Sans faire de publicité, le Domaine W a déjà trouvé acquéreur pour 50 des 100 casiers disponibles. “Ce sont principalement des PME, explique Dimitri Vander Heyden. Mais des banques et des compagnies d’assurance ont montré un intérêt plus que certain pour ce concept qui permet de recevoir des clients de façon originale. Si nous avons déjà un partenariat au domaine avec Mercedes, deux autres marques ou distributeurs automobiles ont montré un intérêt plus qu’appuyé. Interagir en direct avec les entreprises part du même principe de contrôle de la chaîne de valeur et d’absence d’intermédiaire. Le B to B est très prometteur en Belgique.”

Sophie Wautier et Dimitri Vander Heyden “En 10 ans, les membres du Club W, devenu Wine Club Private, nous ont apporté progressivement 2 millions d’euros.” © PG

Partenariat avec Dandoy

Aujourd’hui, le Domaine W, c’est une oasis de 40 hectares dont 8 de vignes, 6 de froment bio et quasi 2 hectares de miscanthus qui autorisent une autonomie en termes de chauffage (le roseau est brûlé tel quel dans des chaudières adaptées). Y travaillent désormais 8 ETP, 3 chevaux de trait et 16 moutons d’Ouessant, avides tondeurs.

Le doublement du chiffre d’affaires passe aussi par une valorisation des ressources du domaine. Ainsi, le froment va faire l’objet d’un partenariat avec la biscuiterie Dandoy pour développer un produit inédit. Mais chut, il est trop tôt pour en parler. La pérennité du domaine ne passera pas par une extension du vignoble. Tout au plus deux hectares supplémentaires pourraient être plantés, mais le sujet fait encore débat en interne. Il s’agit de préserver l’équilibre entre biodiversité et qualité des produits. Mais d’où viennent alors les 1.000 hectares évoqués dans certains médias ?

La pérennité du domaine ne passera pas par une extension du vignoble. Il s’agit de préserver l’équilibre entre biodiversité et qualité des produits.

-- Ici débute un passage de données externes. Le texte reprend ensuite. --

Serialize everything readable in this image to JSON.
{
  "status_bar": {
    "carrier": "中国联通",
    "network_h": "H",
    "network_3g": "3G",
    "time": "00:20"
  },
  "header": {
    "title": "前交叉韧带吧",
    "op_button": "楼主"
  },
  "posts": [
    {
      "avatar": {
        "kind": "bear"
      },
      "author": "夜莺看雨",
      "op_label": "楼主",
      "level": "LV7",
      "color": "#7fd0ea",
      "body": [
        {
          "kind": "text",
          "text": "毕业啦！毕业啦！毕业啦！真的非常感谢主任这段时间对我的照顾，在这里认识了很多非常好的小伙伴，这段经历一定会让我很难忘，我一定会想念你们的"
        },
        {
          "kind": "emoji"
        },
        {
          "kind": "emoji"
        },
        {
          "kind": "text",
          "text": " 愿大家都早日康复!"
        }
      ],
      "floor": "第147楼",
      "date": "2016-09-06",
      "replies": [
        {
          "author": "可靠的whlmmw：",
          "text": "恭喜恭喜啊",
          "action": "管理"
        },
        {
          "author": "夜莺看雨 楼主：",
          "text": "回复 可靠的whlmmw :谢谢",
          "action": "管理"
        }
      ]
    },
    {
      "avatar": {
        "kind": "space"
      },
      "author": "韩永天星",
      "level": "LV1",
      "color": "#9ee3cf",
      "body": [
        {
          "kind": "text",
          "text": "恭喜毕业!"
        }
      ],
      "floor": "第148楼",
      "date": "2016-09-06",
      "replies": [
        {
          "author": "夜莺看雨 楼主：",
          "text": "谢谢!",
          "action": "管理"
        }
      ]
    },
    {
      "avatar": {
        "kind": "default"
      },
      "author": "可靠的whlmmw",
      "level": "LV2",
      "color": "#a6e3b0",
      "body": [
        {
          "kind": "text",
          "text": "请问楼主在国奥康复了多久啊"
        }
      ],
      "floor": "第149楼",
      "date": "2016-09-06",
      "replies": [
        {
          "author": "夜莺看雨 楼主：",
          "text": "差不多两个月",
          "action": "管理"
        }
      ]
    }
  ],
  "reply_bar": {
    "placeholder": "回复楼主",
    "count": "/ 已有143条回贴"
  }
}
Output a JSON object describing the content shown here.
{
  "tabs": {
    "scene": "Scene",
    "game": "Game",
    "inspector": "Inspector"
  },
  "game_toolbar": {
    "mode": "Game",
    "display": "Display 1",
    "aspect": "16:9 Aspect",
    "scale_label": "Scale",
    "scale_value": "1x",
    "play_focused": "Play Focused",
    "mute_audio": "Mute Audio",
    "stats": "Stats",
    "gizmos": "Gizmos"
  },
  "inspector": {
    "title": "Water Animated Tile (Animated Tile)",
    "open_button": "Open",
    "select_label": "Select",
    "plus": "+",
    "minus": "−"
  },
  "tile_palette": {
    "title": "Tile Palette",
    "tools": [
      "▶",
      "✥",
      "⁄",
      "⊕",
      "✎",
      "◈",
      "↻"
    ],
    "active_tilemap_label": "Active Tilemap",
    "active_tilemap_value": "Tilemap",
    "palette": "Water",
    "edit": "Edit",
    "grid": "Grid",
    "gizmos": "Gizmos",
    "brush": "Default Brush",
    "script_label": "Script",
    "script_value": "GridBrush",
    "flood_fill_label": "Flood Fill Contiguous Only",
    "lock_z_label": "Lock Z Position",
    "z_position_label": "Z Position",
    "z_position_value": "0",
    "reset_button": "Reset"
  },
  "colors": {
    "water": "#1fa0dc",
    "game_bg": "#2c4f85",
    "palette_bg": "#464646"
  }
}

“Pas sur notre domaine ! sourit Dimitri Vander Heyden. En fait, tout part d’un week-end de coaching en développement commercial. Nous y avons évoqué notre projet à impact positif que nous souhaitions limiter à 10 hectares de vignes maximum. Le coach, à la fin du week-end, m’a susurré que 10 hectares, c’était quand même un petit impact positif. Ses paroles ont percolé et nous avons décidé de mettre notre modèle en open source.

Nombreux sont les vignerons qui nous ont copié sans réussir. Tout aussi nombreux sont ceux qui viennent nous voir pour collaborer à une duplication. Nous allons dégager du temps pour une consultance non lucrative. Il y a du potentiel pour mettre en place le même genre de modèle vertueux (W a aussi développé des projets de préservation et d’extension de la biodiversité avec Infrabel pour les talus sous la ligne TGV et avec les communes de Tubize et Rebecq pour des vergers collectifs et la plantation de haies, ndlr) dans des régions en crise ou qui replantent de la vigne comme la région parisienne, la Normandie ou les Hauts-de-France. En Belgique aussi, ce modèle pourrait être dupliqué. Nous avons chacun une zone de chalandise et je n’aurais aucun souci à collaborer à la mise en place d’un domaine en province de Liège, de Namur voire de Hainaut.”